Forum for the Future was asked to provide a short commentary on
the 2003 EHS report from an external stakeholder perspective, highlighting
strengths and areas for improvement. Forum for the Future are not
auditors or verifiers however, and these comments do not represent
an assessment of the veracity of any of information provided by
GSK in this report.
"For the last few years, GSK has been the largest company
in the UK's pharmaceuticals sector and among the largest in the
world. Pressure on that sector has grown markedly during that
time, and as a major player, GSK is well aware of the fact that
its performance is subjected to intensive scrutiny. In those circumstances,
GSK's thorough approach to reporting on the challenges the company
is facing and the steps that it is taking is to be warmly commended.
It is no surprise to Forum for the Future that the
company's last EHS Report won the award from the UK Association
of Certified Chartered Accountants. This year's Report builds
on many of the strengths of the 2002 one. It provides a detailed
but accessible insight into the company's approach: its policies;
the governance structures, management systems and programmes it
has in place; and some of the wider issues that the company is
addressing. The fact that the company's reporting is mapped so
transparently against the Global Reporting Initiative's indicators
is helpful too, as is the emphasis that the company places on
dialogue with stakeholders to understand their concerns.
In terms of the Report itself, one of the main areas for improvement
that Forum for the Future would highlight is the way in which
some of the key issues are contextualised. For report readers
unfamiliar with the workings of the pharmaceutical industry, it
is important to be able to take a step back from the detail and
get a clear sense of how the company works and what the material
impacts - positive and negative - are that it has on the environment
and on society.
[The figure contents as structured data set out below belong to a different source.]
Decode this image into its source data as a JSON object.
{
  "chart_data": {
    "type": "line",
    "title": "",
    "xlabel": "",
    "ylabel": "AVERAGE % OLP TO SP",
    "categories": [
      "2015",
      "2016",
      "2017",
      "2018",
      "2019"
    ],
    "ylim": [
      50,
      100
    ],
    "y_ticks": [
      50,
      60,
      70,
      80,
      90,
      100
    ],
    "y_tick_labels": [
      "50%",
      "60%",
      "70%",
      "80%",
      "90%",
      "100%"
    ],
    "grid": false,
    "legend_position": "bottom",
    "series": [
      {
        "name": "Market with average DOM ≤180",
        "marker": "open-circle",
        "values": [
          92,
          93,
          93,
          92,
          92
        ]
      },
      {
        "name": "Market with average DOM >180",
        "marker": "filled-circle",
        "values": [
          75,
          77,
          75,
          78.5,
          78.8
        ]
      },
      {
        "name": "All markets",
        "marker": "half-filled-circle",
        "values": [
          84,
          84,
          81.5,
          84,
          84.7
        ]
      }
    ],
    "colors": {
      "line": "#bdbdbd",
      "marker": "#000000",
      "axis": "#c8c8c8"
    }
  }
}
The company could perhaps also be more up front
in some areas in giving full account of stakeholder views, even
when they run counter to the policies and practice of the company
itself.
Of course, it is important for all of us to keep the business
of reporting in perspective. Reporting is not an end in itself,
but is a window on how a company is performing in addressing its
key impacts and in moving towards sustainability. On that front
there is much good news at GSK. On some of the key targets contained
in the 10 year Plan for Excellence, the company is already ahead
of schedule. Indeed, the very fact of having that 10 year plan
in place is to be welcomed, setting out as it does a clear roadmap
for the company over the coming years.
Maintaining progress in this way, step by incremental step, remains
critical. But GSK's total footprint, on people and places, remains
substantial, and it is our belief that there are opportunities
to be had in terms of achieving bolder step changes. That almost
certainly means GSK will need to articulate more clearly what
it means to be a genuinely sustainable company. The company then
needs to bring its reporting together within a coherent integrating
framework that allows it to communicate progress towards that
goal of being sustainable.
What does integration mean here? So far, the company has built
pretty powerful conceptual bridges between what it does on environmental
issues and what it does on health and safety issues. The challenge
now is to find equally useful bridges between EHS, corporate responsibility,
community engagement, animal welfare and other key social issues,
and then to link all that with the core business issues, shareholder
value and competitiveness. This is a long journey, with many milestones
along the way, as this Report admirably bears out."
Jonathon Porritt is Programme Director of Forum for the Future,
a UK-based charity. Forum for the Future has strategic partnerships
with 50 leading UK listed companies, working to embed management
of sustainable development. GSK and Forum for the Future are now
in the second year of a three year partnership.